Arguments pertinents
1. Désistement de l'instance : La cour a souligné que le désistement de l'appel par la partie appelante est intervenu de manière régulière et conforme aux exigences procédurales. La décision précise que "le désistement d'instance intervenu est parfait et emporte extinction de l'instance et dessaisissement de la juridiction."
2. Dépens de l'instance : En vertu des articles 399 et 405 du Code de procédure civile, la cour a statué que les dépens de l'instance d'appel sont à la charge de la partie qui se désiste, sauf accord contraire entre les parties, ce qui n'était pas le cas ici.
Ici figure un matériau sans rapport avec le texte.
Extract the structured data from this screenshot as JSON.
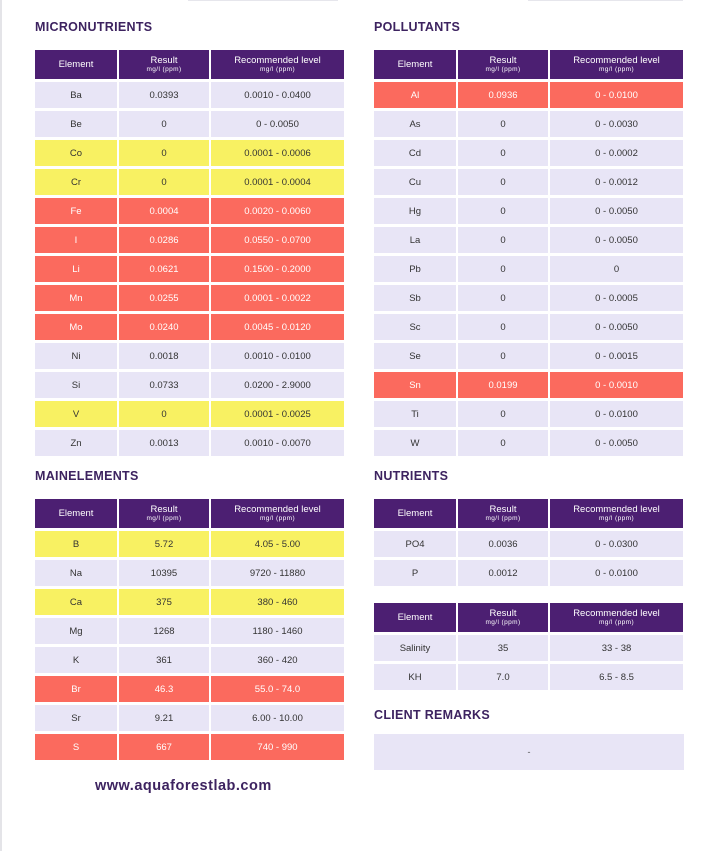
{
  "headers": {
    "element": "Element",
    "result": "Result",
    "result_unit": "mg/l (ppm)",
    "recommended": "Recommended level",
    "recommended_unit": "mg/l (ppm)"
  },
  "micronutrients": {
    "title": "MICRONUTRIENTS",
    "rows": [
      {
        "element": "Ba",
        "result": "0.0393",
        "range": "0.0010 - 0.0400",
        "status": "normal"
      },
      {
        "element": "Be",
        "result": "0",
        "range": "0 - 0.0050",
        "status": "normal"
      },
      {
        "element": "Co",
        "result": "0",
        "range": "0.0001 - 0.0006",
        "status": "yellow"
      },
      {
        "element": "Cr",
        "result": "0",
        "range": "0.0001 - 0.0004",
        "status": "yellow"
      },
      {
        "element": "Fe",
        "result": "0.0004",
        "range": "0.0020 - 0.0060",
        "status": "red"
      },
      {
        "element": "I",
        "result": "0.0286",
        "range": "0.0550 - 0.0700",
        "status": "red"
      },
      {
        "element": "Li",
        "result": "0.0621",
        "range": "0.1500 - 0.2000",
        "status": "red"
      },
      {
        "element": "Mn",
        "result": "0.0255",
        "range": "0.0001 - 0.0022",
        "status": "red"
      },
      {
        "element": "Mo",
        "result": "0.0240",
        "range": "0.0045 - 0.0120",
        "status": "red"
      },
      {
        "element": "Ni",
        "result": "0.0018",
        "range": "0.0010 - 0.0100",
        "status": "normal"
      },
      {
        "element": "Si",
        "result": "0.0733",
        "range": "0.0200 - 2.9000",
        "status": "normal"
      },
      {
        "element": "V",
        "result": "0",
        "range": "0.0001 - 0.0025",
        "status": "yellow"
      },
      {
        "element": "Zn",
        "result": "0.0013",
        "range": "0.0010 - 0.0070",
        "status": "normal"
      }
    ]
  },
  "pollutants": {
    "title": "POLLUTANTS",
    "rows": [
      {
        "element": "Al",
        "result": "0.0936",
        "range": "0 - 0.0100",
        "status": "red"
      },
      {
        "element": "As",
        "result": "0",
        "range": "0 - 0.0030",
        "status": "normal"
      },
      {
        "element": "Cd",
        "result": "0",
        "range": "0 - 0.0002",
        "status": "normal"
      },
      {
        "element": "Cu",
        "result": "0",
        "range": "0 - 0.0012",
        "status": "normal"
      },
      {
        "element": "Hg",
        "result": "0",
        "range": "0 - 0.0050",
        "status": "normal"
      },
      {
        "element": "La",
        "result": "0",
        "range": "0 - 0.0050",
        "status": "normal"
      },
      {
        "element": "Pb",
        "result": "0",
        "range": "0",
        "status": "normal"
      },
      {
        "element": "Sb",
        "result": "0",
        "range": "0 - 0.0005",
        "status": "normal"
      },
      {
        "element": "Sc",
        "result": "0",
        "range": "0 - 0.0050",
        "status": "normal"
      },
      {
        "element": "Se",
        "result": "0",
        "range": "0 - 0.0015",
        "status": "normal"
      },
      {
        "element": "Sn",
        "result": "0.0199",
        "range": "0 - 0.0010",
        "status": "red"
      },
      {
        "element": "Ti",
        "result": "0",
        "range": "0 - 0.0100",
        "status": "normal"
      },
      {
        "element": "W",
        "result": "0",
        "range": "0 - 0.0050",
        "status": "normal"
      }
    ]
  },
  "mainelements": {
    "title": "MAINELEMENTS",
    "rows": [
      {
        "element": "B",
        "result": "5.72",
        "range": "4.05 - 5.00",
        "status": "yellow"
      },
      {
        "element": "Na",
        "result": "10395",
        "range": "9720 - 11880",
        "status": "normal"
      },
      {
        "element": "Ca",
        "result": "375",
        "range": "380 - 460",
        "status": "yellow"
      },
      {
        "element": "Mg",
        "result": "1268",
        "range": "1180 - 1460",
        "status": "normal"
      },
      {
        "element": "K",
        "result": "361",
        "range": "360 - 420",
        "status": "normal"
      },
      {
        "element": "Br",
        "result": "46.3",
        "range": "55.0 - 74.0",
        "status": "red"
      },
      {
        "element": "Sr",
        "result": "9.21",
        "range": "6.00 - 10.00",
        "status": "normal"
      },
      {
        "element": "S",
        "result": "667",
        "range": "740 - 990",
        "status": "red"
      }
    ]
  },
  "nutrients": {
    "title": "NUTRIENTS",
    "rows": [
      {
        "element": "PO4",
        "result": "0.0036",
        "range": "0 - 0.0300",
        "status": "normal"
      },
      {
        "element": "P",
        "result": "0.0012",
        "range": "0 - 0.0100",
        "status": "normal"
      }
    ]
  },
  "other": {
    "rows": [
      {
        "element": "Salinity",
        "result": "35",
        "range": "33 - 38",
        "status": "normal"
      },
      {
        "element": "KH",
        "result": "7.0",
        "range": "6.5 - 8.5",
        "status": "normal"
      }
    ]
  },
  "client_remarks": {
    "title": "CLIENT REMARKS",
    "text": "-"
  },
  "footer": {
    "website": "www.aquaforestlab.com"
  },
  "colors": {
    "header": "#4c1f72",
    "normal": "#e8e5f6",
    "yellow": "#f8f162",
    "red": "#fb6a5e"
  }
}
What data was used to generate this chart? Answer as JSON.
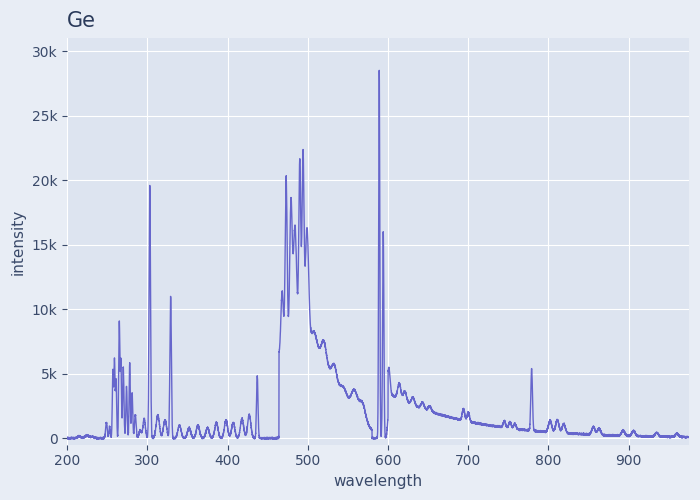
{
  "title": "Ge",
  "xlabel": "wavelength",
  "ylabel": "intensity",
  "xlim": [
    200,
    975
  ],
  "ylim": [
    -500,
    31000
  ],
  "line_color": "#6666cc",
  "line_width": 1.0,
  "bg_color": "#e8edf5",
  "plot_bg_color": "#dde4f0",
  "grid_color": "#ffffff",
  "title_color": "#2a3a5a",
  "label_color": "#3a4a6a",
  "tick_color": "#3a4a6a",
  "yticks": [
    0,
    5000,
    10000,
    15000,
    20000,
    25000,
    30000
  ],
  "xticks": [
    200,
    300,
    400,
    500,
    600,
    700,
    800,
    900
  ]
}
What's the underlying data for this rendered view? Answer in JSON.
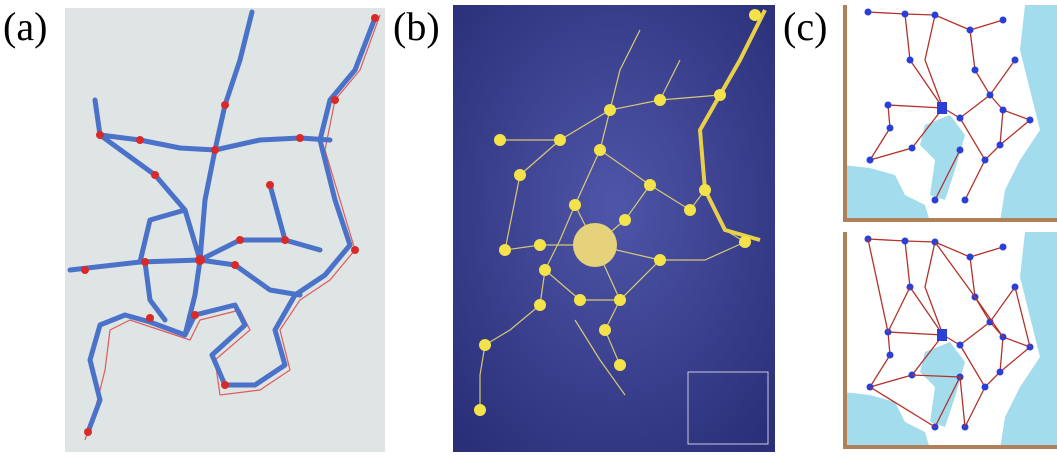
{
  "panels": [
    {
      "label": "(a)"
    },
    {
      "label": "(b)"
    },
    {
      "label": "(c)"
    }
  ]
}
La cour a donc mis les dépens à la charge de Madame [N] [Y].
Interprétations et citations légales
1. Désistement d'appel : Le Code de procédure civile - Article 384 stipule que "l'appelant peut se désister de son appel". Ce désistement, une fois notifié, entraîne l'extinction de l'instance, ce qui a été confirmé par la cour dans sa décision.
2. Dépens : Les articles 399 et 405 du Code de procédure civile précisent respectivement que "les dépens sont à la charge de la partie qui succombe" et "la partie qui se désiste est réputée succomber". Ces articles ont été appliqués pour justifier la mise à la charge de l'appelante des dépens, renforçant ainsi le principe selon lequel le désistement d'appel entraîne des conséquences financières pour la partie qui choisit de ne pas poursuivre l'instance.
En conclusion, la décision de la cour s'appuie sur des principes clairs du droit procédural, affirmant la régularité du désistement et les conséquences qui en découlent, tant sur le plan de l'extinction de l'instance que sur la répartition des dépens.